If $3\sin \theta + 5\cos \theta = 5$ , then $5\sin \theta - 3\cos \theta$ is equal to
A. $4$
B. $\pm 3$
C. $5$
D. None of the above

Answer 1

Solution

We can solve this using simple algebraic identities. We square on both sides of $3\sin \theta + 5\cos \theta = 5$ . We expand it using algebraic identity ${\left( {a + b} \right)^2} = {a^2} + {b^2} + 2ab$ . Then on further simplification using Pythagoras relation between sine, cosine and tangent, that is by using ${\sin ^2}\theta + {\cos ^2}\theta = 1$ we will have the desired result.

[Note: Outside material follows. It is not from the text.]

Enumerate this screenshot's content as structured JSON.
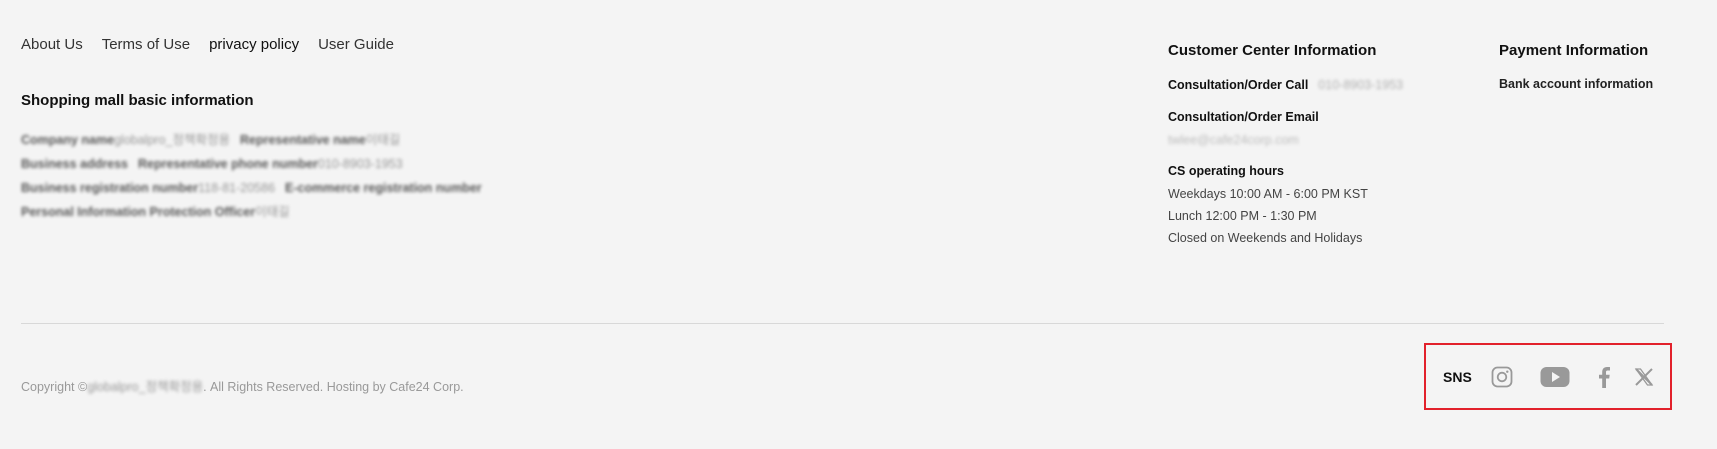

Complete step by step answer:
Given
$3\sin \theta + 5\cos \theta = 5$
Now squaring on both sides we have,
${\left( {3\sin \theta + 5\cos \theta } \right)^2} = {5^2}$
Now applying the algebraic identity ${\left( {a + b} \right)^2} = {a^2} + {b^2} + 2ab$ , we have
${\left( {3\sin \theta } \right)^2} + {\left( {5\cos \theta } \right)^2} + 2\left( {3\sin \theta } \right)\left( {5\cos \theta } \right) = {5^2}$
$9{\sin ^2}\theta + 25{\cos ^2}\theta + 30\sin \theta \cos \theta = 25$
Now from Pythagoras identity we have ${\sin ^2}\theta + {\cos ^2}\theta = 1$ , using this we have ${\sin ^2}\theta = 1 - {\cos ^2}\theta$ and ${\cos ^2}\theta = 1 - {\sin ^2}\theta$ . Applying this we have
$9\left( {1 - {{\cos }^2}\theta } \right) + 25\left( {1 - {{\sin }^2}\theta } \right) + 30\sin \theta \cos \theta = 25$
Now expanding the brackets we have
$9 - 9{\cos ^2}\theta + 25 - 25{\sin ^2}\theta + 30\sin \theta \cos \theta = 25$
Now grouping we have
$9 + 25 - 9{\cos ^2}\theta - 25{\sin ^2}\theta + 30\sin \theta \cos \theta = 25$
Or
$9 + 25 - \left( {9{{\cos }^2}\theta + 25{{\sin }^2}\theta - 30\sin \theta \cos \theta } \right) = 25$
Now subtracting 25 on both sides of the equation we have
$9 - \left( {9{{\cos }^2}\theta + 25{{\sin }^2}\theta - 30\sin \theta \cos \theta } \right) = 0$
Shifting the terms we have
$\left( {9{{\cos }^2}\theta + 25{{\sin }^2}\theta - 30\sin \theta \cos \theta } \right) = 9$
If we observe in the left hand side of the equation it is of the form ${\left( {a - b} \right)^2} = {a^2} + {b^2} - 2ab$ , where $a = 3\cos \theta$ and $b = 5\sin \theta$ . Applying this we have
${\left( {3\cos \theta - 5\sin \theta } \right)^2} = 9$
Now taking square root on both sides we have
$\left( {3\cos \theta - 5\sin \theta } \right) = \pm \sqrt 9$
We know that the sure root of 9 is 3. Then
$\Rightarrow 3\cos \theta - 5\sin \theta = \pm 3$ .
$\Rightarrow 5\sin \theta - 3\cos \theta = \pm 3$ .
Thus the required answer is $\pm 3$ .

So, the correct answer is “Option B”.

Note: There are three Pythagorean trigonometric identities and we should remember them all. The identities ${\sin ^2}\theta + {\cos ^2}\theta = 1$ , ${\tan ^2}\theta + 1 = {\sec ^2}\theta$ and $1 + {\cot ^2}\theta = {\csc ^2}\theta$ . We apply this according to the given formula. We also know that while shifting a number or term from one side of the equation to the other side the signs will change.